Constraining Cosmology with Big Data Statistics of Cosmological Graphs

Abstract

By utilizing large-scale graph analytic tools implemented in the modern Big Data platform, Apache Spark, we investigate the topological structure of gravitational clustering in five different universes produced by cosmological N-body simulations with varying parameters: (1) a WMAP 5-year compatible cosmology, (2) two different dark energy equation of state variants, and (3) two different cosmic matter density variants. For the Big Data calculations, we use a custom build of stand-alone Spark/Hadoop cluster at Korea Institute for Advanced Study (KIAS) and Dataproc Compute Engine in Google Cloud Platform (GCP) with the sample size ranging from 7 millions to 200 millions.
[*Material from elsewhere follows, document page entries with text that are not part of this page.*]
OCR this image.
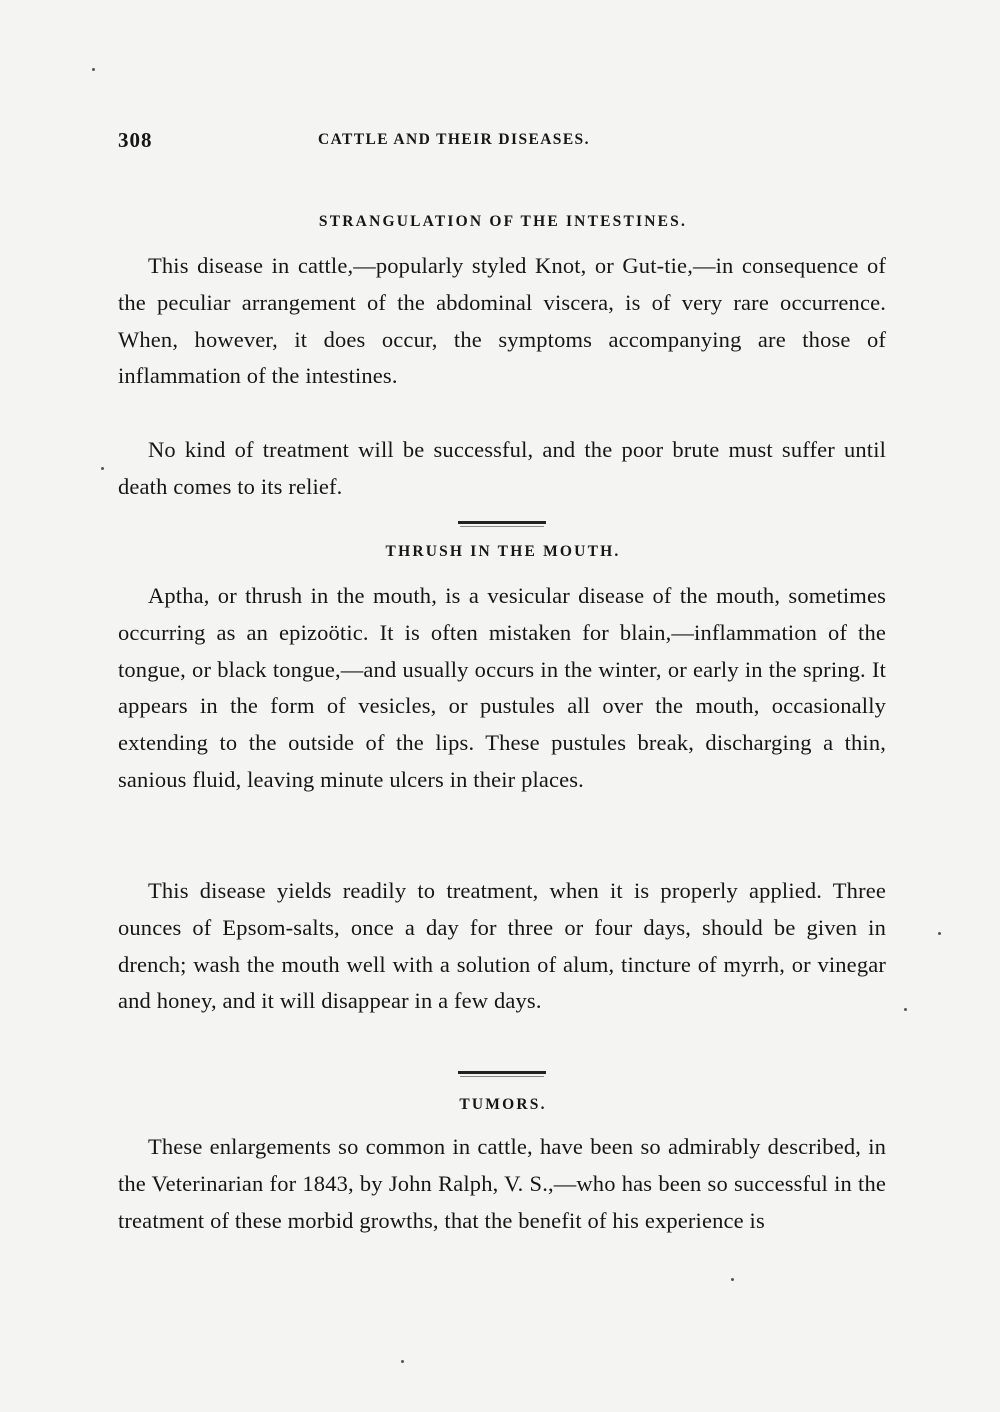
308	CATTLE AND THEIR DISEASES.
STRANGULATION OF THE INTESTINES.

This disease in cattle,—popularly styled Knot, or Gut-tie,—in consequence of the peculiar arrangement of the abdominal viscera, is of very rare occurrence. When, however, it does occur, the symptoms accompanying are those of inflammation of the intestines.

No kind of treatment will be successful, and the poor brute must suffer until death comes to its relief.

THRUSH IN THE MOUTH.

Aptha, or thrush in the mouth, is a vesicular disease of the mouth, sometimes occurring as an epizoötic. It is often mistaken for blain,—inflammation of the tongue, or black tongue,—and usually occurs in the winter, or early in the spring. It appears in the form of vesicles, or pustules all over the mouth, occasionally extending to the outside of the lips. These pustules break, discharging a thin, sanious fluid, leaving minute ulcers in their places.

This disease yields readily to treatment, when it is properly applied. Three ounces of Epsom-salts, once a day for three or four days, should be given in drench; wash the mouth well with a solution of alum, tincture of myrrh, or vinegar and honey, and it will disappear in a few days.

TUMORS.

These enlargements so common in cattle, have been so admirably described, in the Veterinarian for 1843, by John Ralph, V. S.,—who has been so successful in the treatment of these morbid growths, that the benefit of his experience is
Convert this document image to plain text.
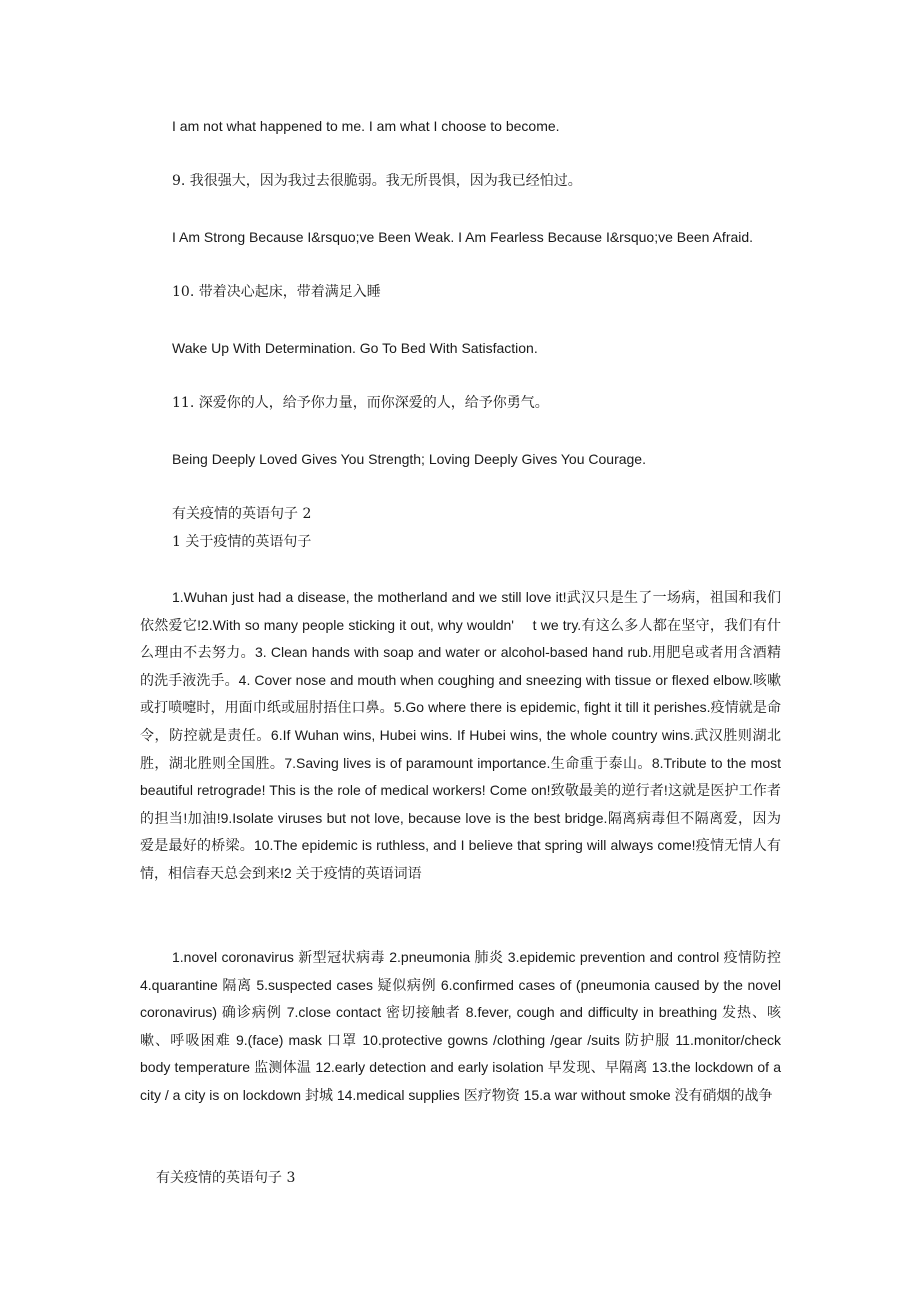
I am not what happened to me. I am what I choose to become.
9. 我很强大，因为我过去很脆弱。我无所畏惧，因为我已经怕过。
I Am Strong Because I&rsquo;ve Been Weak. I Am Fearless Because I&rsquo;ve Been Afraid.
10. 带着决心起床，带着满足入睡
Wake Up With Determination. Go To Bed With Satisfaction.
11. 深爱你的人，给予你力量，而你深爱的人，给予你勇气。
Being Deeply Loved Gives You Strength; Loving Deeply Gives You Courage.
有关疫情的英语句子 2
1 关于疫情的英语句子
1.Wuhan just had a disease, the motherland and we still love it!武汉只是生了一场病，祖国和我们依然爱它!2.With so many people sticking it out, why wouldn'　 t we try.有这么多人都在坚守，我们有什么理由不去努力。3. Clean hands with soap and water or alcohol-based hand rub.用肥皂或者用含酒精的洗手液洗手。4. Cover nose and mouth when coughing and sneezing with tissue or flexed elbow.咳嗽或打喷嚏时，用面巾纸或屈肘捂住口鼻。5.Go where there is epidemic, fight it till it perishes.疫情就是命令，防控就是责任。6.If Wuhan wins, Hubei wins. If Hubei wins, the whole country wins.武汉胜则湖北胜，湖北胜则全国胜。7.Saving lives is of paramount importance.生命重于泰山。8.Tribute to the most beautiful retrograde! This is the role of medical workers! Come on!致敬最美的逆行者!这就是医护工作者的担当!加油!9.Isolate viruses but not love, because love is the best bridge.隔离病毒但不隔离爱，因为爱是最好的桥梁。10.The epidemic is ruthless, and I believe that spring will always come!疫情无情人有情，相信春天总会到来!2 关于疫情的英语词语
1.novel coronavirus 新型冠状病毒 2.pneumonia 肺炎 3.epidemic prevention and control 疫情防控 4.quarantine 隔离 5.suspected cases 疑似病例 6.confirmed cases of (pneumonia caused by the novel coronavirus) 确诊病例 7.close contact 密切接触者 8.fever, cough and difficulty in breathing 发热、咳嗽、呼吸困难 9.(face) mask 口罩 10.protective gowns /clothing /gear /suits 防护服 11.monitor/check body temperature 监测体温 12.early detection and early isolation 早发现、早隔离 13.the lockdown of a city / a city is on lockdown 封城 14.medical supplies 医疗物资 15.a war without smoke 没有硝烟的战争
有关疫情的英语句子 3
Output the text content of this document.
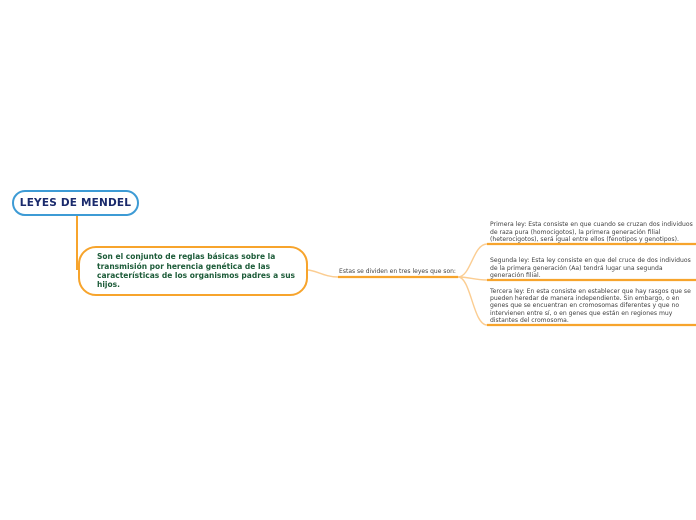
LEYES DE MENDEL
Son el conjunto de reglas básicas sobre la transmisión por herencia genética de las características de los organismos padres a sus hijos.
Estas se dividen en tres leyes que son:
Primera ley: Esta consiste en que cuando se cruzan dos individuos de raza pura (homocigotos), la primera generación filial (heterocigotos), será igual entre ellos (fenotipos y genotipos).
Segunda ley: Esta ley consiste en que del cruce de dos individuos de la primera generación (Aa) tendrá lugar una segunda generación filial.
Tercera ley: En esta consiste en establecer que hay rasgos que se pueden heredar de manera independiente. Sin embargo, o en genes que se encuentran en cromosomas diferentes y que no intervienen entre sí, o en genes que están en regiones muy distantes del cromosoma.
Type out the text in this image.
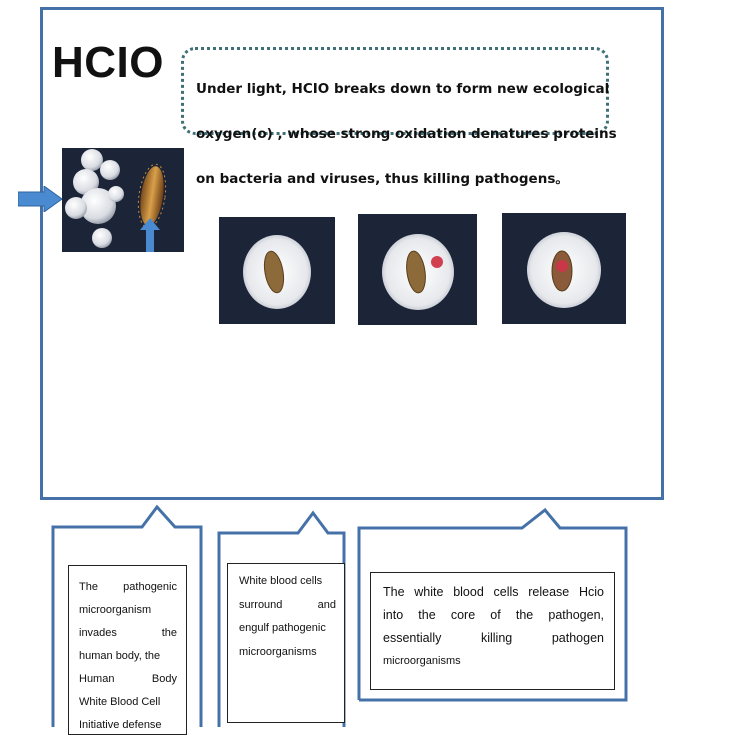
HCIO
Under light, HCIO breaks down to form new ecological
oxygen(o) , whose strong oxidation denatures proteins
on bacteria and viruses, thus killing pathogens。
The pathogenic
microorganism
invades the
human body, the
Human Body
White Blood Cell
Initiative defense
White blood cells
surround and
engulf pathogenic
microorganisms
The white blood cells release Hcio
into the core of the pathogen,
essentially killing pathogen
microorganisms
We find that among the many possible graph-topological measures, three simple ones: (1) the average of number of neighbors (the so-called average vertex degree) α, (2) closed-to-connected triple fraction (the so-called transitivity) τ, and (3) the cumulative number density ns5 of subcomponents with connected component size s 5, can effectively discriminate among the five model universes. Since these graph-topological measures are in direct relation with the usual n-points correlation functions of the cosmic density field, graph-topological statistics powered by Big Data computational infrastructure opens a new, intuitive, and computationally efficient window into the dark Universe.